No Cure For Teeny Weenies

  Here's why it pays to be skeptical, guys. It turns out that the makers of the "male enhancement" pill Enzyte weren't inflating anything but their claims. The government is prosecuting company officials for conspiring to defraud its customers out of 100 million desperate, small-wanged dollars. From Cincinnati.com:

James Teegarden Jr., the former vice president of operations at Berkeley Premium Nutraceuticals, explained Tuesday in U.S. District Court how he and others at the company made up much of the content that appeared in Enzyte ads.

He said employees of the Forest Park company created fictitious doctors to endorse the pills, fabricated a customer satisfaction survey and made up numbers to back up claims about Enzyte’s effectiveness.

  There are a few things about this situation that really stick out.

1) PAY ATTENTION. Slick marketing and customer satisfaction surveys are fine, but if a company can't or won't explain to you how its product works, DON'T GIVE THEM MONEY.

2) This is especially true when the company makes "health" claims that are so sensitive. The harder you want something to be true, the easier it is to let yourself believe dubious claims. If a pill claims to fix a heretofore unfixable problem, it's time to be even more diligent.

3) The only thing classier than conspiring to sell millions of dollars of dubious dick drugs is cutting your mom in on the action. From the article:
Several other company employees, including [the founder's] mother, Harriet, also are charged with participating in the conspiracy.

  I also find it insane that, as of February 1st, 2008, the company's website it still up and running, making the same claims and apparently still taking orders. Why hasn't the District Court issued an temporary injunction to stop the company from making these (allegedly) fraudulent claims?

  Nobody needs an herbal penis pump so badly that they can't wait a few months. If the Court rules in favor of the company, then let them go back to peddling their pills. In the meantime, why risk letting the company defraud more innocent men? They're already upset about the size of their junk. The court shouldn't allow their wallets to be deflated as well.

  On the plus side, I finally have a reason to use the "dick" tag non-euphemistically.

29 January 2008

Take Back The "U"

  In the middle of an interesting report on the aftermath of the Texas UFO sightings, Sam Ogden of Skepchick.org reports this little tidbit.
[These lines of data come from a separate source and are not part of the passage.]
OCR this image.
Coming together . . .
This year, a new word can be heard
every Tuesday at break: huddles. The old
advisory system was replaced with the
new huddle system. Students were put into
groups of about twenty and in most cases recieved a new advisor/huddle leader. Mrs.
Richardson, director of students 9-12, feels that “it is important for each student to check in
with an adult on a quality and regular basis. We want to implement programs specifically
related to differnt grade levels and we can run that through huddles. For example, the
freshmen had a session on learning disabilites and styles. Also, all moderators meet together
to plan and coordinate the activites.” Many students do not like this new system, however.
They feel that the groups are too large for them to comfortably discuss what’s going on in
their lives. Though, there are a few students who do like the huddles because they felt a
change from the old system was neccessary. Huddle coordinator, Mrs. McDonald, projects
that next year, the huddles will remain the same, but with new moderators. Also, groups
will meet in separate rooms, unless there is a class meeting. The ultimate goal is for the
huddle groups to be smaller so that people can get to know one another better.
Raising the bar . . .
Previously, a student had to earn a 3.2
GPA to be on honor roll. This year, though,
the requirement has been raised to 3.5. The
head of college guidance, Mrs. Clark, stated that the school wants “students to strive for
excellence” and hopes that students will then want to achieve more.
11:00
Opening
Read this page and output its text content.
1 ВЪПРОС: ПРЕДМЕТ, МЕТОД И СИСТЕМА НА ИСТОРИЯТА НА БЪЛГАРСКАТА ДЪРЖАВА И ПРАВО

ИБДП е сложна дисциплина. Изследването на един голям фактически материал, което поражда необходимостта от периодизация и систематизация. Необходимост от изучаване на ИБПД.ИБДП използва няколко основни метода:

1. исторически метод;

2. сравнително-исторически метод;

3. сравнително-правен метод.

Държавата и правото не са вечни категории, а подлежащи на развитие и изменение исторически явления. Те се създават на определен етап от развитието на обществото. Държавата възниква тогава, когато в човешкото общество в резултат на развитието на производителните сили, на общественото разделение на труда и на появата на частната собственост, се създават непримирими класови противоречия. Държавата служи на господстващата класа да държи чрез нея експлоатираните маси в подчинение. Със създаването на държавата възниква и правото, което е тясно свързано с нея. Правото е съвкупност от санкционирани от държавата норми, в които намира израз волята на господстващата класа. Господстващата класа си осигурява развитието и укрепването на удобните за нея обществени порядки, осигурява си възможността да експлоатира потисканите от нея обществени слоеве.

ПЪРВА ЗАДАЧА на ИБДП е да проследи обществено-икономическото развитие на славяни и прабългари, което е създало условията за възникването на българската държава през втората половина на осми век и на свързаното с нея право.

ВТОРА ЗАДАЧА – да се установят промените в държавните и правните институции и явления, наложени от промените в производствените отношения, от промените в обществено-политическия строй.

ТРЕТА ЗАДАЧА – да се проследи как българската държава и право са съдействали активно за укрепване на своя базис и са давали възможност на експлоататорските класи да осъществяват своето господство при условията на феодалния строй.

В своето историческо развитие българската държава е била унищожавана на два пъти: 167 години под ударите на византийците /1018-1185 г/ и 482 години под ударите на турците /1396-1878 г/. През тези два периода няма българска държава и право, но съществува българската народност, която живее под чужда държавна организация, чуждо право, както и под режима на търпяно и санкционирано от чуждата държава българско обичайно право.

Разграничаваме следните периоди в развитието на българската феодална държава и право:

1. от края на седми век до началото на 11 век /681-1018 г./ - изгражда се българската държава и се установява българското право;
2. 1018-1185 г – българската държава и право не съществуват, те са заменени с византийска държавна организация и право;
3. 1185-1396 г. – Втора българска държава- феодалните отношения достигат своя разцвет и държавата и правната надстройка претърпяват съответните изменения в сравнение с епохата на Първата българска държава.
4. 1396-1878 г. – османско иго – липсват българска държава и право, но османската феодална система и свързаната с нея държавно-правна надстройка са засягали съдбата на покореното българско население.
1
"I sat across the aisle from some fellow Texans on the plane ride home from Florida who were very vocal that the reversal by the air force was proof that the government is covering something up."
  This, my friends, is the definition of ambivalence. I love to be right; I hate the credulity. It's a powerful sensation, akin to choking myself to death with delicious cookie dough.

  Folks, it's time we did something ridiculously pedantic as we paddle upstream in the flood of blind belief. We've got to take back the word "unidentified." We've got to stop letting true believers conflate the term with “alien.”

  Here's how we do it. If someone observes a UFO, and then either attempts to gather evidence and make a determination of what it was, or calmly accepts that it can't be precisely identified, then they can call it unidentified. If they’re going to leap to an otherwise unsupported conclusion as to the object's outer spaciness, we have to insist that they use a word like alien or extraterrestrial that clearly indicates the (desperately crazy) conclusion they’ve drawn.

  I'm not nearly so delusional as to think that this semantic quibbling will change the minds of anyone in the woo-niverse, but it might just rescue an innocent word from misappropriation by the tinfoil hat crowd. That's a worthy enough goal all by itself.